Aiming to complete our insight about the analyzed topic, the minimum clinically important differences (MCID) were considered evaluating the clinical relevance of our results. According to the speed gait parameter, it was estimated that the MCID in subjects with stroke is 0.16 m/s [62] for subacute phases and an overall value of 0.13 m/s [63] was determined. For Parkinson’s disease, it was established as the range of clinically important difference an enhanced speed gait from 0.05 to 0.22 m/s, considering 0.14 m/s as moderate change [64]. In any case, despite the statically significant difference in gait speed between studied groups, it cannot be considered a clinically relevant change. Regarding dynamic balance, the MCID of the TUG test is stated as -3.8 to 2.6 seconds for subjects with stroke [65]. In this instance, our results of the TUG test reached that clinical relevance. Although the overall results of our meta-analyses were significant for cadence, step length and PASS (mobility) in subjects with neurological diseases, the information about the MCID was not found. Therefore, we recommend the scientific community provide future studies results in this way.

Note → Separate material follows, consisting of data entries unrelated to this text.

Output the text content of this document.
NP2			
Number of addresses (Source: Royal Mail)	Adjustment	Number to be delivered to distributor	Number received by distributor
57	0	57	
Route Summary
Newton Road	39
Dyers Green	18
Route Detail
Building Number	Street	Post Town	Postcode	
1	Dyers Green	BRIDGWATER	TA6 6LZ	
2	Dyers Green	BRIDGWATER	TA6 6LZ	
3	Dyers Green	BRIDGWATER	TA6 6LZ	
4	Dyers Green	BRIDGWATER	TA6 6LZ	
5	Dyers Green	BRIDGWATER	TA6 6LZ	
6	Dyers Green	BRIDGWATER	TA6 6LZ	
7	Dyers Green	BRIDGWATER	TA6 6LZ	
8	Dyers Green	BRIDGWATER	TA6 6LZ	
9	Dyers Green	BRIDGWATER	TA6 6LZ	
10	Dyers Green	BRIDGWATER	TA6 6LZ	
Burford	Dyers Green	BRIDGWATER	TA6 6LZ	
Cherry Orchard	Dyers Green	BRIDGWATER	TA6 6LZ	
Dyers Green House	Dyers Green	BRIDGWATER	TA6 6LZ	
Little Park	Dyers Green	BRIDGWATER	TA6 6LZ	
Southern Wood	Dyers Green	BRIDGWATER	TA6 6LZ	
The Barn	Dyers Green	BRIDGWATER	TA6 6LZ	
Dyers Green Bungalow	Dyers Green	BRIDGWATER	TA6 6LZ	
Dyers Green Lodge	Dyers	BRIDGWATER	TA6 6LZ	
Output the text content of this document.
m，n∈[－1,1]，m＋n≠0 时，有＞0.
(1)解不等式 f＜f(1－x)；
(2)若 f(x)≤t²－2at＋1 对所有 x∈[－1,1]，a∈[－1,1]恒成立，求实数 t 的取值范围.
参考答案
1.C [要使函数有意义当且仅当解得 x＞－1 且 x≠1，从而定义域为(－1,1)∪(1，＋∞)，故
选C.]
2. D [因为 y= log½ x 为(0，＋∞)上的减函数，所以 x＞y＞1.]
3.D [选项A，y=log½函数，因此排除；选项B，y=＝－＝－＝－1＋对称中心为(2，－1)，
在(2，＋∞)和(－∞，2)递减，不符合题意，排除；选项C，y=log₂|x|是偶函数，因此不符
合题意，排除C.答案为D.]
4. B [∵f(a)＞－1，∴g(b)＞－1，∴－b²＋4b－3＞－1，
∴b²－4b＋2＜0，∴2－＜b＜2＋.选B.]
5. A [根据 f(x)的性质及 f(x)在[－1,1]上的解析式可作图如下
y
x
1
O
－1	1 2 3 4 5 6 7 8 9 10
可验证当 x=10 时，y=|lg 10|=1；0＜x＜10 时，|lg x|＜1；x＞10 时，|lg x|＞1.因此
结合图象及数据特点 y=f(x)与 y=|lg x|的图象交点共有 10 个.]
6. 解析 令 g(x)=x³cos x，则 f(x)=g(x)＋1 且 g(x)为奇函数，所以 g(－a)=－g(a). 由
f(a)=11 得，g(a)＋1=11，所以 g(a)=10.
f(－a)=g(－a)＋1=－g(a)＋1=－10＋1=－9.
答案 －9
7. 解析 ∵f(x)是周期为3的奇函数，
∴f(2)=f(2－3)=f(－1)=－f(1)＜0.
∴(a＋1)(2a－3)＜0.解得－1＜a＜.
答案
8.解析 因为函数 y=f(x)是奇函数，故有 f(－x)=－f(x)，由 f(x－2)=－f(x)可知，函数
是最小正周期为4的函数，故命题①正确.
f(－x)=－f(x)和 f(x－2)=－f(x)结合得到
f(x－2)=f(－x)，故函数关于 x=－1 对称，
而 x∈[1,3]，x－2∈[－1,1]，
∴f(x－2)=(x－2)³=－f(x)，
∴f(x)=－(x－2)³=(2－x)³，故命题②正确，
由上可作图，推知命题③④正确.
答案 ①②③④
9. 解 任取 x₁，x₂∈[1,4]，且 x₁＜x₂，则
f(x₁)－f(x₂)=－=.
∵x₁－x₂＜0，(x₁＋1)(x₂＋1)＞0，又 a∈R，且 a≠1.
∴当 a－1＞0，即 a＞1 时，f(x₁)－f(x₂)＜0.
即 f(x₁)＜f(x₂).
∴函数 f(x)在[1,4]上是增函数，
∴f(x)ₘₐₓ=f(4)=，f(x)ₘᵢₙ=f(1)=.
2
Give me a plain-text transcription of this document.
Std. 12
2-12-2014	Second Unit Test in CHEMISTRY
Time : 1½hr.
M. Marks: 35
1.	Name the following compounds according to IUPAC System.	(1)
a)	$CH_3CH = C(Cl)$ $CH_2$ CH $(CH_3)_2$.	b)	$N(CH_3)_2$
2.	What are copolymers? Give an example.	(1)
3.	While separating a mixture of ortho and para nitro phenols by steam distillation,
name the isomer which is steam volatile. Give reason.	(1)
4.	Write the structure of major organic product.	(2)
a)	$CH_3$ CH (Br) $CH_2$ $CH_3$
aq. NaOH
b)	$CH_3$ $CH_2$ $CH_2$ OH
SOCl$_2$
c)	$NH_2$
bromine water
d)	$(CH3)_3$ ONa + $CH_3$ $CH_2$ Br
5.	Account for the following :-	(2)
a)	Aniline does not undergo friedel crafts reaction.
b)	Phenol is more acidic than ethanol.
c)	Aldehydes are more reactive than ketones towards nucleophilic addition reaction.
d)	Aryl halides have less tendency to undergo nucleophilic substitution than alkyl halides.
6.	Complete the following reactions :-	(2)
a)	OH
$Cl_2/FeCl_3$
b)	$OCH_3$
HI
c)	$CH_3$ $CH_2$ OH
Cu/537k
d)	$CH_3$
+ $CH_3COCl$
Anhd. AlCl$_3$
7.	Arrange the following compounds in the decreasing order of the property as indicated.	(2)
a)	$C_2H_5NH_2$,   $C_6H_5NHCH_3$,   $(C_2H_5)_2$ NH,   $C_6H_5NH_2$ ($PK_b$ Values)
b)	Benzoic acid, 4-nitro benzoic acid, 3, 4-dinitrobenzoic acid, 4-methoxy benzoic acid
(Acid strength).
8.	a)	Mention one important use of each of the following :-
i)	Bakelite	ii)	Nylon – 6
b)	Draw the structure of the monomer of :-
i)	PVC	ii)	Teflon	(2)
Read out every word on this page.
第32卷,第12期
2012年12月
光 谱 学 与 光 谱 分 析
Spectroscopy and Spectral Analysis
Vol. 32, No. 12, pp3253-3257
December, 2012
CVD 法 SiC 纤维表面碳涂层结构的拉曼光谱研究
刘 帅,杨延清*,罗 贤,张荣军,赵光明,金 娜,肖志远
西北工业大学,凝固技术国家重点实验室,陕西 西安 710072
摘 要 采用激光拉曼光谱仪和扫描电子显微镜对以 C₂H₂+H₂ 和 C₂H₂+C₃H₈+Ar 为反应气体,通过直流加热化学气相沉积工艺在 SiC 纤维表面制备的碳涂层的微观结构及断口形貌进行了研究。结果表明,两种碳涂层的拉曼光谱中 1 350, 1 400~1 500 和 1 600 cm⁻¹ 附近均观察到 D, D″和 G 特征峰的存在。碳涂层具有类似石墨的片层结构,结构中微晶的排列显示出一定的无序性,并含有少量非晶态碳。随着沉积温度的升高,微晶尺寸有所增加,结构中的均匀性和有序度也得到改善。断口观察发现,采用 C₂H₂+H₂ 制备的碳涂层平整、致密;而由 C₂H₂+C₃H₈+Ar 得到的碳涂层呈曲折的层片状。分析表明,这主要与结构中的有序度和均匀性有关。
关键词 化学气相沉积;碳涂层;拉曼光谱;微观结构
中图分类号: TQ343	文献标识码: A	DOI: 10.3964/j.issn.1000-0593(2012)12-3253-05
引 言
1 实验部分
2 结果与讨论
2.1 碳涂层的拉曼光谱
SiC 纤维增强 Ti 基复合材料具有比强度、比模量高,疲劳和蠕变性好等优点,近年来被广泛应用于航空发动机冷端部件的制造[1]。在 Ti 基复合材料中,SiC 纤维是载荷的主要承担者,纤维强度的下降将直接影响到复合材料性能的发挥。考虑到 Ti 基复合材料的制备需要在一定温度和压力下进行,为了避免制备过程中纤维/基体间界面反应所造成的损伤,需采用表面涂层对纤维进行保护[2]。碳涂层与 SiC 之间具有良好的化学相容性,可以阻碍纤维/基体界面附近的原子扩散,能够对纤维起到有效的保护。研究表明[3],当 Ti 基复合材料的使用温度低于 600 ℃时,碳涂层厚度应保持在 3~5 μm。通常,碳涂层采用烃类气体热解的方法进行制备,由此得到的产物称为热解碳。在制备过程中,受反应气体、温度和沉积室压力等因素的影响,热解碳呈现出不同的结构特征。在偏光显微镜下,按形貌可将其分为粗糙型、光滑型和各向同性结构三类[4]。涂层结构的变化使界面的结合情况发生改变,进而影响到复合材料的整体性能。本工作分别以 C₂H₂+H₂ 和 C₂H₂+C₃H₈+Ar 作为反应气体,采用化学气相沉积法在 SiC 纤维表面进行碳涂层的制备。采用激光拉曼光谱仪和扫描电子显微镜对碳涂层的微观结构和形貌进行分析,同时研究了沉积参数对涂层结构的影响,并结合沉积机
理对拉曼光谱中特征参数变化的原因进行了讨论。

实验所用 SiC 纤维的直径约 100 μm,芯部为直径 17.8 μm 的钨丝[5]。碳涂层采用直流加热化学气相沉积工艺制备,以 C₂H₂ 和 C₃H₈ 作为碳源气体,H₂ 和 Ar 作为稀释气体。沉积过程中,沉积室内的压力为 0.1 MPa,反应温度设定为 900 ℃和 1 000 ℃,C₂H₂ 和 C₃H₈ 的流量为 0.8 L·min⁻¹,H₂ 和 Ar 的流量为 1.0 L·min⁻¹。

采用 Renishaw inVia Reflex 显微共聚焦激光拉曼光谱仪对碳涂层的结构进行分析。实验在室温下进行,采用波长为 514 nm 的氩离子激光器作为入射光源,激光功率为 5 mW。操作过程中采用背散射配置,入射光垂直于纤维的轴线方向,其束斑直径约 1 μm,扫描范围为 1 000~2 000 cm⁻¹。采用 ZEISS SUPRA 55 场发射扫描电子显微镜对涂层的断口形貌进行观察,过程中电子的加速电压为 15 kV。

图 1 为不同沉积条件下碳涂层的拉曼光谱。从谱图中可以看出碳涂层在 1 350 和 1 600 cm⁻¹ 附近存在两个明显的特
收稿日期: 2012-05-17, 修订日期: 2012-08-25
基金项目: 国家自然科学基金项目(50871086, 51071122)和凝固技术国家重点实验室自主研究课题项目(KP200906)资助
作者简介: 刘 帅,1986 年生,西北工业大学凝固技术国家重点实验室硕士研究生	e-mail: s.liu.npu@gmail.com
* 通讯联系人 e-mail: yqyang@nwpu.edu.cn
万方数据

Finally, regarding the role of the neurorehabilitation professionals, they have an active role on guiding patients on the effective use of mHealth tools and ensuring that the interventions are safe and well-conducted [66]. By doing so, they can help patients managing their conditions more effectively and improving their overall health outcomes. They also assist patients, families, and caregivers to have clear criteria and indicators to use the optimal mHealth tools for their specific requirements [30]. Definitively, professionals need to know the validation data and scientific evidence of each app, as well as their approval by the corresponding control agencies [67], in order to individualize the clinical recommendations to the needs of the patients with neurological disorders.

Study limitations

Although this review and meta-analysis provide an evidence-based overview of the use of mHealth in subjects with neurological disorders, some limitations should be remarked. Our results should be taken with caution because of the heterogeneity of neurological disorders and the variety of assessment tools used. Likewise, several intervention protocols were used in experimental and control groups. These facts could influence the comprehension and interpretation of findings. Thus, protocols standardization is needed for future studies. Another common limitation, along with the studies included, was the lack of assessor blinding for group allocation, resulting in a high risk of bias in this domain. As well as stated previously, the sample size involved in the studies was limited, making the generalization of the obtained results difficult. Finally, it is necessary to perform trials with long-term follow-up to assess whether the mHealth effects are maintained in neurorehabilitation.

Nevertheless, despite of those limitations, this systematic review and meta-analysis provides the first evidence-based findings about the use of mHealth systems for gait and balance recovery in neurorehabilitation. Therefore, this manuscript could be used as the base of future clinical studies and discover the necessity of further research that will allow the stratified analysis of the results.

Conclusions

In conclusion, our study showed some evidence that mHealth systems can be a useful tool for subjects with neurological disorders to improve gait, and controversial results were found on dynamic balance recovery. In that way, the use of smartphones and tablets for performing clinical or home-based rehabilitation is still in its first stages, and the quality of evidence is not enough to merge the effectiveness and strongly recommend the use of these systems in neurorehabilitation. Thus, it is needed to conduct clinical trials with higher methodological quality, involving a larger sample size, homogenous studied groups, standardized protocols, and outcome measures to recommend mHealth as an alternative or reliable complement to clinical neurorehabilitation.